KARX

Canyon, Texas; United States;
- Broadcast area: Amarillo metropolitan area
- Frequency: 107.1 MHz
- Branding: 107.1 Nash Icon

Programming
- Format: Country

Ownership
- Owner: Cumulus Media; (Cumulus Licensing LLC);
- Sister stations: KNSH, KPUR (AM), KPUR-FM, KQIZ, KZRK-FM

History
- First air date: 1981; 45 years ago
- Former call signs: KATP (1985–1988) KHWK (1988–1989) KPUR-FM (1989–2018)

Technical information
- Licensing authority: FCC
- Facility ID: 72038
- Class: A
- ERP: 6,000 watts
- HAAT: 96 meters

Links
- Public license information: Public file; LMS;
- Webcast: Listen Live
- Website: 107nashicon.com

= KARX (FM) =

KARX (107.1 FM), branded as "107.1 Nash Icon", is a radio station serving the Amarillo, Texas, area with a country music format. This station broadcasts on FM frequency 107.1 MHz and is under ownership of Cumulus Media. Its studios are located at the Amarillo Building downtown on Polk Street, and its transmitter tower is based midway between Amarillo and Canyon proper along I-27 in unincorporated Randall County.
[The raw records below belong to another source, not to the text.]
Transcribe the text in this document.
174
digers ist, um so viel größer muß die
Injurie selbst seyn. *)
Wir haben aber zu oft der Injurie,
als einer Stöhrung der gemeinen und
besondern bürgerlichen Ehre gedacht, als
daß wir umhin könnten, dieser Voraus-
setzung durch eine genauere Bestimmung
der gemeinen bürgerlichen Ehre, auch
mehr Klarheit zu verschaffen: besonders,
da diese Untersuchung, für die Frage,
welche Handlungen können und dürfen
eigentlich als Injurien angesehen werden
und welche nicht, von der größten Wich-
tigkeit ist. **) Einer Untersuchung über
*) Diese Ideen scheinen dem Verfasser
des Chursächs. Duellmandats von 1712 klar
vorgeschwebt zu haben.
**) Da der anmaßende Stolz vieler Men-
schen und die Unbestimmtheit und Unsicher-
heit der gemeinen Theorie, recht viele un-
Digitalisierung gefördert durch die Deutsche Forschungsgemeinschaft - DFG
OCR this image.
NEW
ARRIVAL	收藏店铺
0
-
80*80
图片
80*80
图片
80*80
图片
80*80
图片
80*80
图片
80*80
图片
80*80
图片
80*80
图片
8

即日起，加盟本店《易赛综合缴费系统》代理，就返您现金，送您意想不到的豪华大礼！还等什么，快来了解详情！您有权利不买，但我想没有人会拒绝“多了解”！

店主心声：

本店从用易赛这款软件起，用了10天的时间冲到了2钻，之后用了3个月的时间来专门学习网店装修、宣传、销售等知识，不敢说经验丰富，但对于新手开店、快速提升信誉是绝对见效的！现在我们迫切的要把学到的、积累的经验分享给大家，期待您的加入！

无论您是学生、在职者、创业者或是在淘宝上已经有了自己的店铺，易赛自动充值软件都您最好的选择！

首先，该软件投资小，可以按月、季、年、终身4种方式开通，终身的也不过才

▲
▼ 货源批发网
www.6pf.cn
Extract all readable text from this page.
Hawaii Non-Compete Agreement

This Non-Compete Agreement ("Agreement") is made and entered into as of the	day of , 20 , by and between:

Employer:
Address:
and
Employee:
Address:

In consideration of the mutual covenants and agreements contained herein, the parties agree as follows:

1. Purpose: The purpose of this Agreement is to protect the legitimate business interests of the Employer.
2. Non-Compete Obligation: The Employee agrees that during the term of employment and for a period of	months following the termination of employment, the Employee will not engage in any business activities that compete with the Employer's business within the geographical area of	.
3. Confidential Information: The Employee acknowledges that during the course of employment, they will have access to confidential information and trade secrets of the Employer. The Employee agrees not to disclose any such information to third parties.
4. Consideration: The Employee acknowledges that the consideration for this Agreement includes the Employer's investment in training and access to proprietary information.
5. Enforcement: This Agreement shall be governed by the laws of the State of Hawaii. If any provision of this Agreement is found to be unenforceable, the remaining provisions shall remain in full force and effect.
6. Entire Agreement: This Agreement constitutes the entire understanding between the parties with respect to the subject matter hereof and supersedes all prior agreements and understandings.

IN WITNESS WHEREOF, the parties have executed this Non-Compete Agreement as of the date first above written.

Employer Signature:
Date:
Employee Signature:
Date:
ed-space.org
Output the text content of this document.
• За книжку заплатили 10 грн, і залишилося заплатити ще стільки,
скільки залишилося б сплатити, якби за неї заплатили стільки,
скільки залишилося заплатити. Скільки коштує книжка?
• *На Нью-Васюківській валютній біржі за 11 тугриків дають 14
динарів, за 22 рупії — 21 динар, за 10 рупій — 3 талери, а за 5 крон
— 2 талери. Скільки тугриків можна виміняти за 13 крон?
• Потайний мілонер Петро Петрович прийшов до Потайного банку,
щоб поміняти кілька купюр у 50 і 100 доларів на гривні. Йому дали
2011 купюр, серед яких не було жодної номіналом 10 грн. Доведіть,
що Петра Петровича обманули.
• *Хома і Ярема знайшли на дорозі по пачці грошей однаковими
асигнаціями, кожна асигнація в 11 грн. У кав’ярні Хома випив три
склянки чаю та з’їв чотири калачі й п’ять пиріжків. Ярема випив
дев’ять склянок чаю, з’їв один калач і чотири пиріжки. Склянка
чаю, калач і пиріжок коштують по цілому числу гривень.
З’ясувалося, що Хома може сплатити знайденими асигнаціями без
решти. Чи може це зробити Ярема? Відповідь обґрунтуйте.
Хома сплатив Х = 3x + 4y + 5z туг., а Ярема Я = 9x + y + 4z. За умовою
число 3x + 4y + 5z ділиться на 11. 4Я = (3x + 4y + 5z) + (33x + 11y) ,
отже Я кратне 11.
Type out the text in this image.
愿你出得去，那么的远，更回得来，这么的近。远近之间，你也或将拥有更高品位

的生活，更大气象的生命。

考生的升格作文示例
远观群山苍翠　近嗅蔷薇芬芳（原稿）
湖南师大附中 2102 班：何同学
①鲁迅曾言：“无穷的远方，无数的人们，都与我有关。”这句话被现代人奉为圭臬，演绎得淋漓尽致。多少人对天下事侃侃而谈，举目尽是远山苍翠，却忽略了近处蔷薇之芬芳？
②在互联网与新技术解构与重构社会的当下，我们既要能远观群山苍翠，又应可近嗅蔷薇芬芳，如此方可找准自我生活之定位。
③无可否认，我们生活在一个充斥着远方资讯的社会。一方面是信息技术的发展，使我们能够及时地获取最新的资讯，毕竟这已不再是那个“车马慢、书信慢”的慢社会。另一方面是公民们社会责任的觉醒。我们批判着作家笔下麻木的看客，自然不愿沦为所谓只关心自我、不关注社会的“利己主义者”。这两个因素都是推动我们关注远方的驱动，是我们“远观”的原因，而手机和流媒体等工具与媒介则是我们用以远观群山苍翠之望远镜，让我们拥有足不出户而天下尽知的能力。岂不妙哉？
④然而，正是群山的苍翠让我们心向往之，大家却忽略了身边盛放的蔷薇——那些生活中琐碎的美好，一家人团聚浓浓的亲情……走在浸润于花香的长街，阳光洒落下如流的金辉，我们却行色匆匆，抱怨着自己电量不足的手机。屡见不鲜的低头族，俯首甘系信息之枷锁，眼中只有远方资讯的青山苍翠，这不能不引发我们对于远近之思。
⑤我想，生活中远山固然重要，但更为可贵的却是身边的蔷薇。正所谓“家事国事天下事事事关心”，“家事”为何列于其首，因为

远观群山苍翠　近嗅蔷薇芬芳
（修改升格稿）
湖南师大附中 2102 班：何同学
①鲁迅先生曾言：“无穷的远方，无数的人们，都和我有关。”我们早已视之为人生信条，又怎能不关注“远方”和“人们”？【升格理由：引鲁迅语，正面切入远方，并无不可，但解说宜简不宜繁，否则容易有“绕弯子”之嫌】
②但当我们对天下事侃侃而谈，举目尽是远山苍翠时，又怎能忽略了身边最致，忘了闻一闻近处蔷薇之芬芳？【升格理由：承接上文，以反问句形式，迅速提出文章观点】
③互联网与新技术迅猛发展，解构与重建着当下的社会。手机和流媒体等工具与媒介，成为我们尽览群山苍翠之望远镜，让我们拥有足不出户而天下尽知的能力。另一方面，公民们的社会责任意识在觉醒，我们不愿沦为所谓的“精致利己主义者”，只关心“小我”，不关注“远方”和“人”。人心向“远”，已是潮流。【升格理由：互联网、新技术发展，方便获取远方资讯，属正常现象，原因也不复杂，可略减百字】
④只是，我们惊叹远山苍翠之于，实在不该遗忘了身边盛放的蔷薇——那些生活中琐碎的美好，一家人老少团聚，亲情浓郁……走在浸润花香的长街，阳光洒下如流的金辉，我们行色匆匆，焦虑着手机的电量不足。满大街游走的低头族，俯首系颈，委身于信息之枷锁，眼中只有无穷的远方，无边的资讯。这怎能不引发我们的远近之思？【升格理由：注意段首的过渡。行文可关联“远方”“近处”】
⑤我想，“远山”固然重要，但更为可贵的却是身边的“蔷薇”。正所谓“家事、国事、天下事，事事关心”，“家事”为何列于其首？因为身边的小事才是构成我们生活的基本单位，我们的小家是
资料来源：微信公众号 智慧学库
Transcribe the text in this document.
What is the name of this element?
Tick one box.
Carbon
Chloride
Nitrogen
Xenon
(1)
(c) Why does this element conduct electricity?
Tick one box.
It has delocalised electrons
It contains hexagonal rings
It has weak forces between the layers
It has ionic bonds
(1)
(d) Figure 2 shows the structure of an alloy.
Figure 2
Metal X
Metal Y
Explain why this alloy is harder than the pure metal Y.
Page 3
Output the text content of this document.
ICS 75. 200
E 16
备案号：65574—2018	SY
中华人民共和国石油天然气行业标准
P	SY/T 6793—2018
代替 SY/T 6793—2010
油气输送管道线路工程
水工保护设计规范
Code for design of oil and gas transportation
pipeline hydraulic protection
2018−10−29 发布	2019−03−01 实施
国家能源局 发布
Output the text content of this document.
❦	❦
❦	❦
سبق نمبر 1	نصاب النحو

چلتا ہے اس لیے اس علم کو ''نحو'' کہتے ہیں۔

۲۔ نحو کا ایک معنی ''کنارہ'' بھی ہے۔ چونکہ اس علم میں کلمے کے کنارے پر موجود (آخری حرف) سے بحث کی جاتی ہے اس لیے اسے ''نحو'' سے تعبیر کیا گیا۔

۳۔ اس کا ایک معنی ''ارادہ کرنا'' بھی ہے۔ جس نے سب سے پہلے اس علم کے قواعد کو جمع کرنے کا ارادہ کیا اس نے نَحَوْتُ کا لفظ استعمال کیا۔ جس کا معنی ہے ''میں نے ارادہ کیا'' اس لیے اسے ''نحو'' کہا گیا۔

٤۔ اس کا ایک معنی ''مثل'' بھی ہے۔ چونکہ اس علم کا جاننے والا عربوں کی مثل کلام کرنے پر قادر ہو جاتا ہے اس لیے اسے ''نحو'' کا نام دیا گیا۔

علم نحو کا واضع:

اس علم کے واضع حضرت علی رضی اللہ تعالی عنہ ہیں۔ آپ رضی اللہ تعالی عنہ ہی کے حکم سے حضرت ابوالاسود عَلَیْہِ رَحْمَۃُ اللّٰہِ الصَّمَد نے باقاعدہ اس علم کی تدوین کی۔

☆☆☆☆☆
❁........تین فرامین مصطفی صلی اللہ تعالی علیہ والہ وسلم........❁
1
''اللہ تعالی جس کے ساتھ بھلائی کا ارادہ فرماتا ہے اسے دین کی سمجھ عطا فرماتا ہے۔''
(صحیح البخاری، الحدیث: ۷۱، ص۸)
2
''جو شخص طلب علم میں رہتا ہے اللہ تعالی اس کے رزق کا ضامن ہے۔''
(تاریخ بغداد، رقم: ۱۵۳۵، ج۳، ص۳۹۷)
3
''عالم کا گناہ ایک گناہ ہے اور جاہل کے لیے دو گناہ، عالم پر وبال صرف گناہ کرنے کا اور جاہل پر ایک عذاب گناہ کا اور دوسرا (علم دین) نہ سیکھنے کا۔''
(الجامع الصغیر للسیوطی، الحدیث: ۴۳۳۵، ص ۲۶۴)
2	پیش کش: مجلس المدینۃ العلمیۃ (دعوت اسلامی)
The station is an affiliate of the Dallas Cowboys radio network.

On January 15, 2018, the then-KPUR-FM switched formats with KARX and changed its name from "107.1 The Armadillo" to "107.1 Nash Icon". The stations swapped call signs on January 24, 2018, with KPUR-FM picking up the KARX call sign.